This article addresses issues related to multiple NSX Application Platform Communication errors and application crashes, specifically the nsx-exporter service. These errors occur due to Out of Memory (OOM) conditions leading to service failures. The logs show memory exhaustion and related issues that result in core dumps and system instability.
Similar log entries can be seen in the following files:
Vmkernel.log showing OOM for nsx-exporter:
####-##-##T##:##:## cpu57:32229880)Admission failure in path: host/vim/vmvisor/nsx-exporter:python.##:uw.##
####-##-##T##:##:## cpu57:32229880)UserWorld 'python' with cmdline '/usr/bin/python /bin/vsip_heap_stats.sh'
####-##-##T##:##:## cpu57:32229880)uw.## (##) extraMin/extraFromParent: 37/37, nsx-exporter (19094) childEmin/eMinLimit: 196593/196608
####-##-##T##:##:## cpu57:32229880)Admission failure in path: host/vim/vmvisor/nsx-exporter:python.32229880:uw.32229880
####-##-##T##:##:## cpu57:32229880)UserWorld 'python' with cmdline '/usr/bin/python /bin/vsip_heap_stats.sh'
####-##-##T##:##:## cpu57:32229880)uw.## (##) extraMin/extraFromParent: 36/36, nsx-exporter (19094) childEmin/eMinLimit: 196593/196608
####-##-##T##:##:## cpu53:2101431)Admission failure in path: host/vim/vmvisor/nsx-exporter:python.##:uwWorldStore.##
####-##-##T##:##:## cpu53:2101431)uwWorldStore.## (##) extraMin/extraFromParent: 1/1, nsx-exporter (19094) childEmin/eMinLimit: 196608/196608
####-##-##T##:##:## cpu53:2101431)WARNING: World: 2706: Could not allocate new world handle for world ID: 32237193: Admission check failed for memory resource
Nsx-exporter logs before core dump showing OOM related errors:
####-##-##T##:##:## nsx-exporter[2101293]: NSX 2101293 - [nsx@6876 comp="nsx-esx" subcomp="agg-service" tid="2101431" level="WARNING"] Failed to fork child process (/bin/vsip_heap_stats.sh), status: 195887124
####-##-##T##:##:## nsx-exporter[2101293]: NSX 2101293 - [nsx@6876 comp="nsx-esx" subcomp="agg-service" tid="2101430" level="ERROR" errorCode="MPA11008"] Create buffer: out of memory
####-##-##T##:##:## nsx-exporter[2101293]: NSX 2101293 - [nsx@6876 comp="nsx-esx" subcomp="agg-service" tid="2101430" level="WARNING"] Failed to get flow records: rc = 8
####-##-##T##:##:## nsx-exporter[2101293]: NSX 2101293 - [nsx@6876 comp="nsx-esx" subcomp="agg-service" tid="2101430" level="ERROR" errorCode="MPA11006"] Unable to collect flows for filter nic-##, rc=8
VMware NSX prior to 4.2.1 version.
1.) The primary cause of the issue is an Out of Memory (OOM) condition affecting the nsx-exporter process.
2.) The nsx-exporter process is responsible for monitoring NSX data, and during high memory usage scenarios, the service fails due to the lack of available memory.
3.) Logs show the following signs of OOM:
Workaround:
If the nsx-exporter application has already crashed, it will be automatically restarted, so manual intervention is not required.
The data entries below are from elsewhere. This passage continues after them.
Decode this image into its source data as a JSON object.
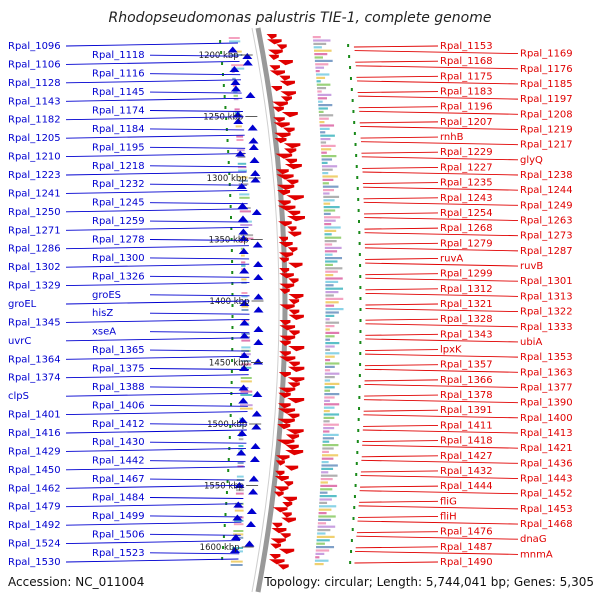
{
  "title": "Rhodopseudomonas palustris TIE-1, complete genome",
  "accession": "Accession: NC_011004",
  "summary": "Topology: circular; Length: 5,744,041 bp; Genes: 5,305",
  "colors": {
    "plus_strand": "#e00000",
    "minus_strand": "#0000d0",
    "backbone": "#999999",
    "scale_ticks": "#1a8a1a"
  },
  "scale_marks": [
    "1200 kbp",
    "1250 kbp",
    "1300 kbp",
    "1350 kbp",
    "1400 kbp",
    "1450 kbp",
    "1500 kbp",
    "1550 kbp",
    "1600 kbp"
  ],
  "left_labels": [
    "Rpal_1096",
    "Rpal_1118",
    "Rpal_1106",
    "Rpal_1116",
    "Rpal_1128",
    "Rpal_1145",
    "Rpal_1143",
    "Rpal_1174",
    "Rpal_1182",
    "Rpal_1184",
    "Rpal_1205",
    "Rpal_1195",
    "Rpal_1210",
    "Rpal_1218",
    "Rpal_1223",
    "Rpal_1232",
    "Rpal_1241",
    "Rpal_1245",
    "Rpal_1250",
    "Rpal_1259",
    "Rpal_1271",
    "Rpal_1278",
    "Rpal_1286",
    "Rpal_1300",
    "Rpal_1302",
    "Rpal_1326",
    "Rpal_1329",
    "groES",
    "groEL",
    "hisZ",
    "Rpal_1345",
    "xseA",
    "uvrC",
    "Rpal_1365",
    "Rpal_1364",
    "Rpal_1375",
    "Rpal_1374",
    "Rpal_1388",
    "clpS",
    "Rpal_1406",
    "Rpal_1401",
    "Rpal_1412",
    "Rpal_1416",
    "Rpal_1430",
    "Rpal_1429",
    "Rpal_1442",
    "Rpal_1450",
    "Rpal_1467",
    "Rpal_1462",
    "Rpal_1484",
    "Rpal_1479",
    "Rpal_1499",
    "Rpal_1492",
    "Rpal_1506",
    "Rpal_1524",
    "Rpal_1523",
    "Rpal_1530"
  ],
  "right_labels": [
    "Rpal_1153",
    "Rpal_1169",
    "Rpal_1168",
    "Rpal_1176",
    "Rpal_1175",
    "Rpal_1185",
    "Rpal_1183",
    "Rpal_1197",
    "Rpal_1196",
    "Rpal_1208",
    "Rpal_1207",
    "Rpal_1219",
    "rnhB",
    "Rpal_1217",
    "Rpal_1229",
    "glyQ",
    "Rpal_1227",
    "Rpal_1238",
    "Rpal_1235",
    "Rpal_1244",
    "Rpal_1243",
    "Rpal_1249",
    "Rpal_1254",
    "Rpal_1263",
    "Rpal_1268",
    "Rpal_1273",
    "Rpal_1279",
    "Rpal_1287",
    "ruvA",
    "ruvB",
    "Rpal_1299",
    "Rpal_1301",
    "Rpal_1312",
    "Rpal_1313",
    "Rpal_1321",
    "Rpal_1322",
    "Rpal_1328",
    "Rpal_1333",
    "Rpal_1343",
    "ubiA",
    "lpxK",
    "Rpal_1353",
    "Rpal_1357",
    "Rpal_1363",
    "Rpal_1366",
    "Rpal_1377",
    "Rpal_1378",
    "Rpal_1390",
    "Rpal_1391",
    "Rpal_1400",
    "Rpal_1411",
    "Rpal_1413",
    "Rpal_1418",
    "Rpal_1421",
    "Rpal_1427",
    "Rpal_1436",
    "Rpal_1432",
    "Rpal_1443",
    "Rpal_1444",
    "Rpal_1452",
    "fliG",
    "Rpal_1453",
    "fliH",
    "Rpal_1468",
    "Rpal_1476",
    "dnaG",
    "Rpal_1487",
    "mnmA",
    "Rpal_1490"
  ]
}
Restarting the process may resolve the immediate memory exhaustion (OOM) issue, but this may not be a long-term solution.
Restart the exporter if 'consumed' is nearing 'max' by executing the following command to check memory consumption by the exporter:
memstats -r group-stats -s name:min:max:consumed -u mb -g vsish -e set /sched/groupPathNameToID host vim vmvisor nsx-exporter
Here is a sample screenshot:
This will help monitor the memory usage and determine if a restart is necessary.
/etc/init.d/nsx-exporter restart
Fix:
This issue is resolved in VMware NSX 4.2.1 available at Broadcom Downloads.
If you are having difficulty finding and downloading software, please review the Download Broadcom products and software KB.
The nsx-exporter service is designed for monitoring and stats collection and is not critical for NSX configuration operations. After restarting, the service should restore its functionality.
The issue is fixed in NSX version 4.2.1 and beyond.